Tips para conservar el vino abierto y cómo aprovechar las sobras navideñas

Publicado: 22/10/2024 • 14:10
Actualizado: 22/10/2024 • 14:11
3 min de lectura

La conservación del vino abierto: una cuestión que surge muy a menudo en las celebraciones festivas donde se pueden abrir varias botellas a la vez. Aunque es habitual que todas sean consumidas durante la velada, puede haber ocasiones en las que nos quedemos con alguna a medias. Para estas raras pero posibles situaciones, ofrecemos varios consejos con los que poder mantener el vino una vez abierto en perfecto estado para su posterior consumo.

Factores que determinan la conservación del vino

La duración del vino abierto depende de diferentes factores como el tipo y la edad del mismo. Los vinos tintos, especialmente si han pasado por proceso de crianza en barrica, son los que presentan una mayor resistencia. Los que poseen numerosos matices frutales tienden a perder frescura rápidamente, por lo que los vinos jóvenes suelen ser los menos resistentes. A pesar de que su aroma y sabor pueden desvanecerse con el paso de los días, es posible disfrutarlos durante una semana si se mantienen bien tapados y refrigerados.

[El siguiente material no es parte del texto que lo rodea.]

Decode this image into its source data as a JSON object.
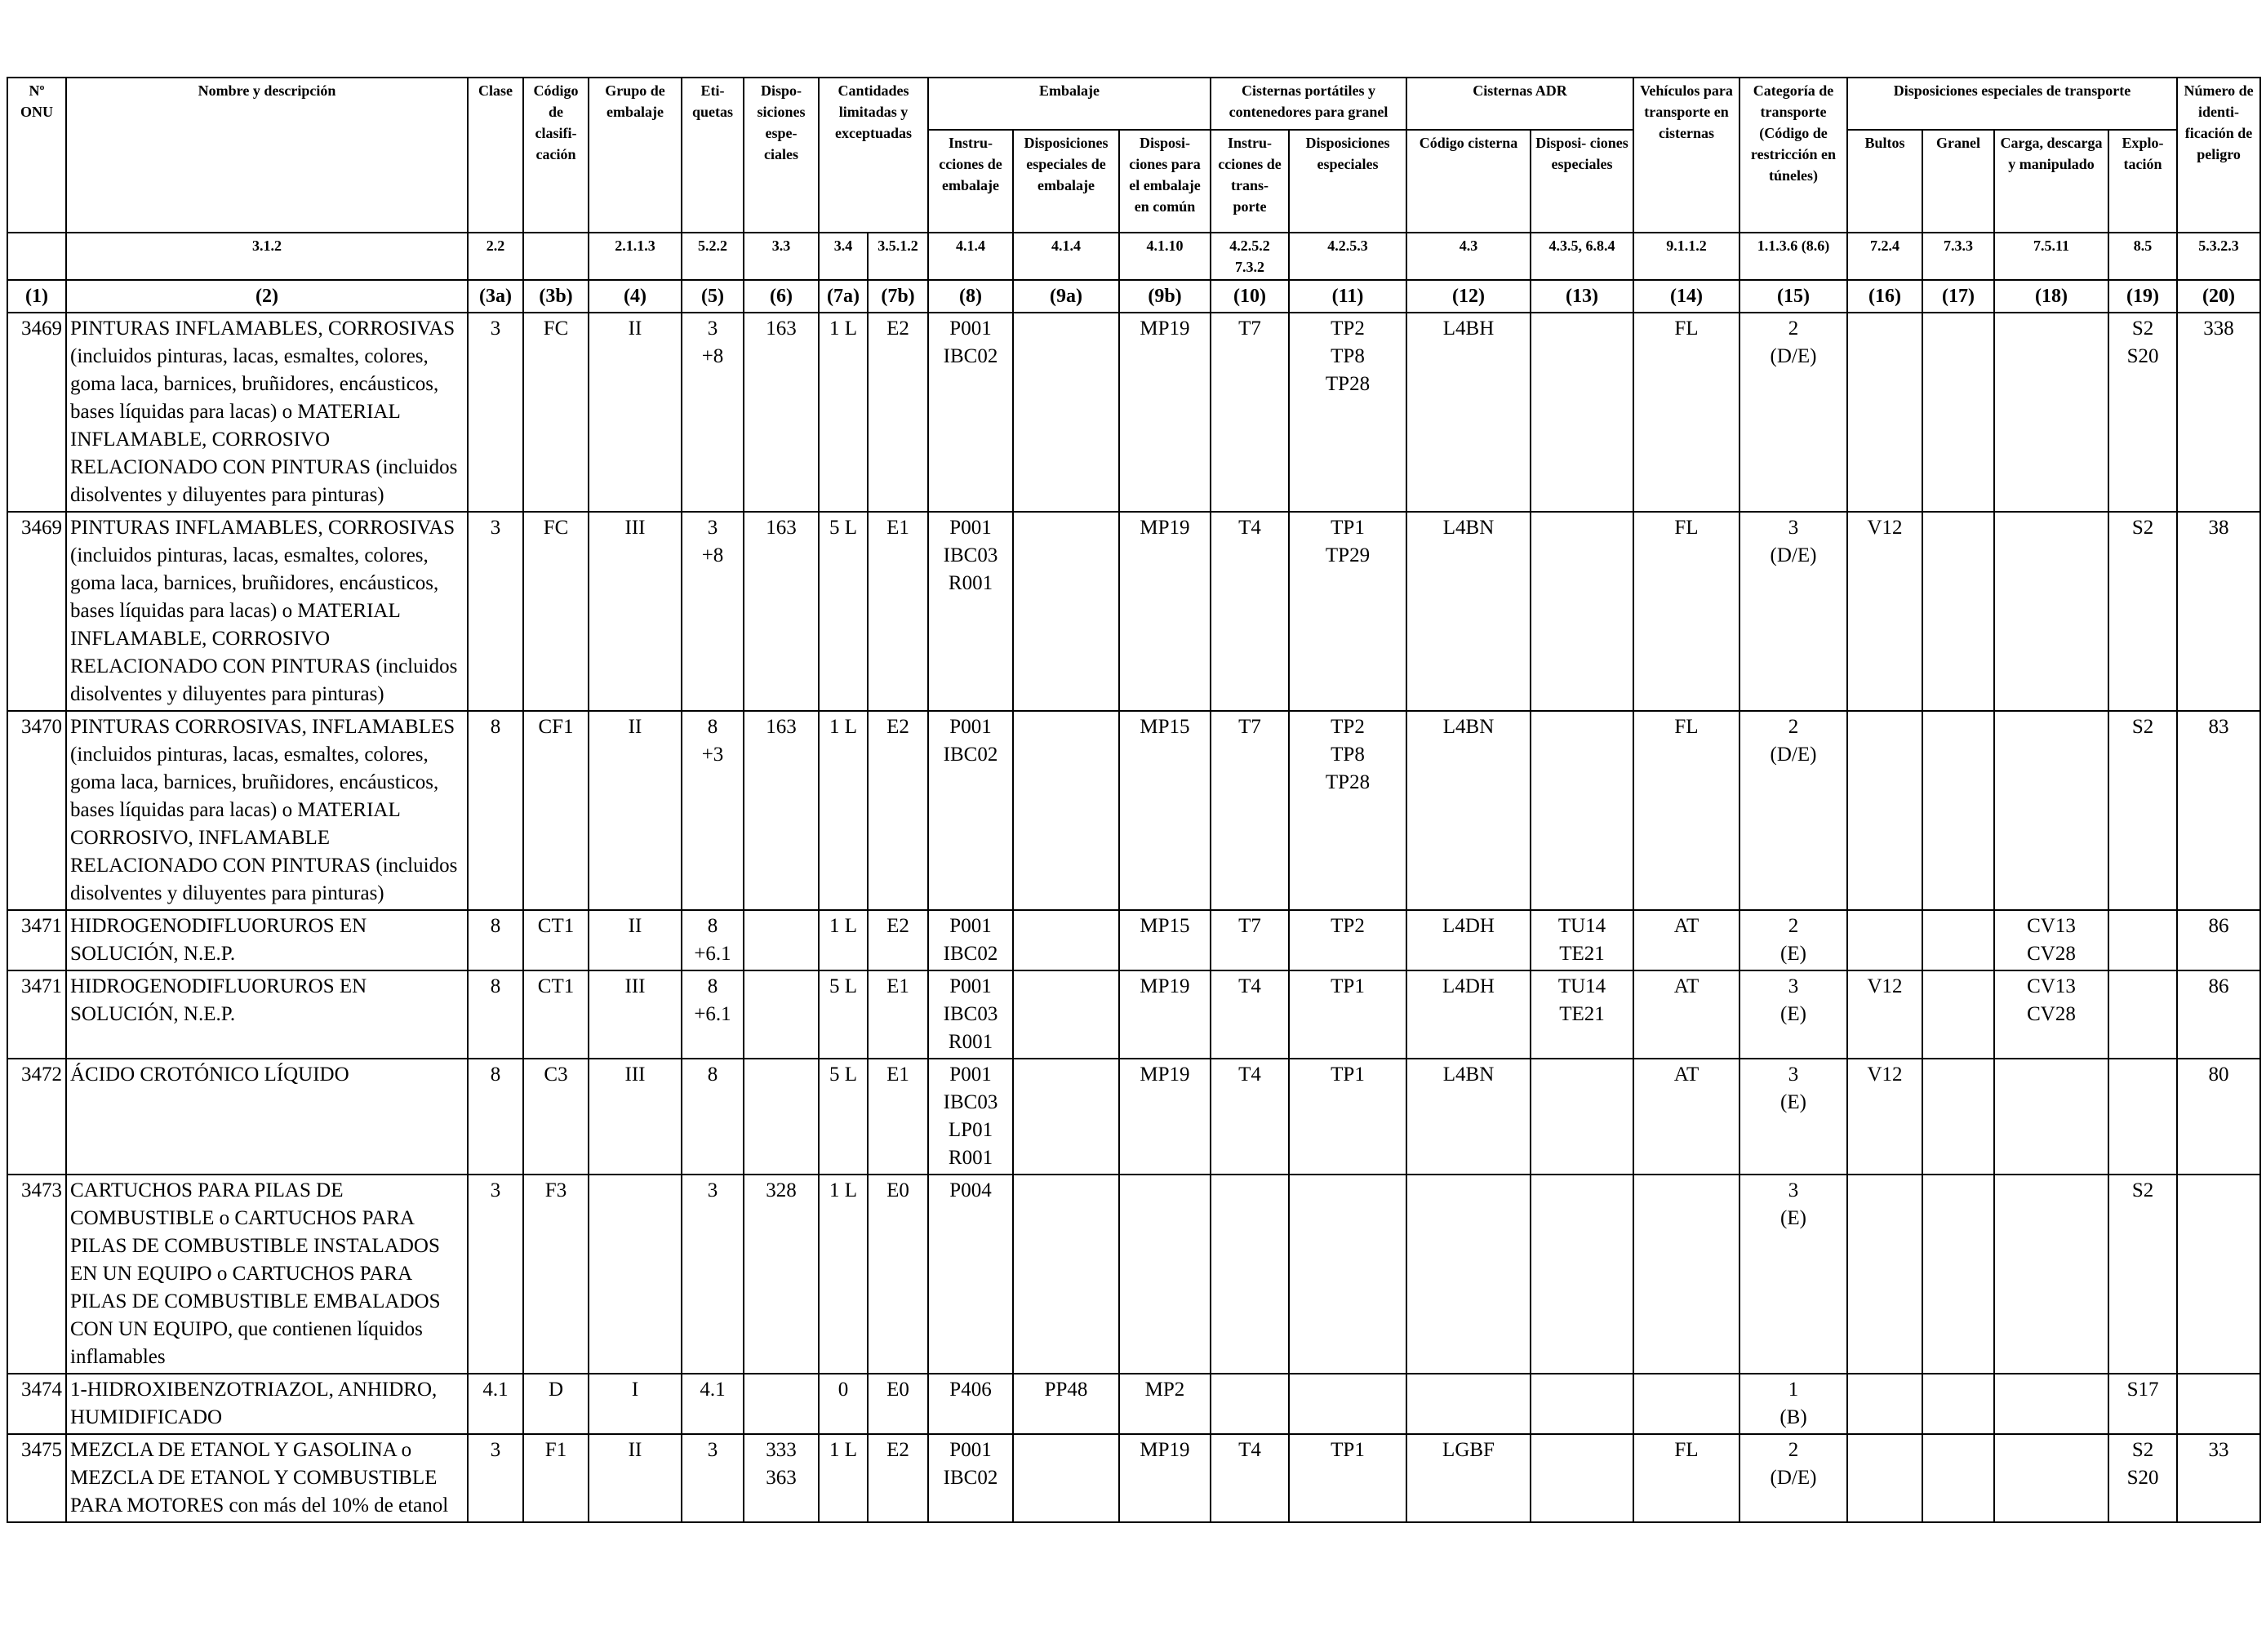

En contraste, los vinos blancos y rosados no suelen conservarse más de cuatro días. Los más efímeros son los espumosos, los cuales se recomienda beber el mismo día en que se abre la botella.

Maneras de retrasar la oxidación del vino

El principal problema de los vinos una vez abiertos es su rápida oxidación. La reacción química con el oxígeno puede ser retardada a través de unas medidas muy sencillas. Primero, es crucial tapar la botella para evitar que siga entrando más oxígeno. Es posible hacerlo con el mismo corcho, aunque existen tapones especiales que sellan herméticamente la botella, prolongando así la vida del vino.

Además, es posible trasvasar el contenido a una botella de cristal más pequeña que se pueda cerrar con facilidad. La lógica de esta maniobra es la siguiente: cuánto menos vino haya en la botella, más aire habrá en su interior, por lo que es esencial minimizar la cantidad de oxígeno.

Conservación en condiciones adecuadas

La temperatura juega un papel fundamental en la conservación del vino. El frío ralentiza la oxidación, por lo que mantener el vino en lugares frescos es esencial. Una vinoteca con temperatura constante entre 12 y 16 grados es lo ideal, aunque si no contamos con una, la nevera puede ser un buen aliado. En ausencia de ambos, podemos optar por la antigua táctica de conservarlo en un lugar oscuro y fresco, donde la temperatura ambiente no supere los 22 grados.

Posición de la botella

Aunque pueda parecer una nimiedad, la posición en la que se coloca la botella de vino tiene relevancia. Una vez abierta la botella, es fundamental posicionarla en vertical, de esta forma el oxígeno estará únicamente en contacto con la superficie del vino, evolucionando más lentamente y conservándose mejor.

En conclusión, siguiendo estos pequeños consejos, podremos prolongar la vida del vino una vez abierto, pudiendo disfrutar de una buena copa días después de haberlo abierto.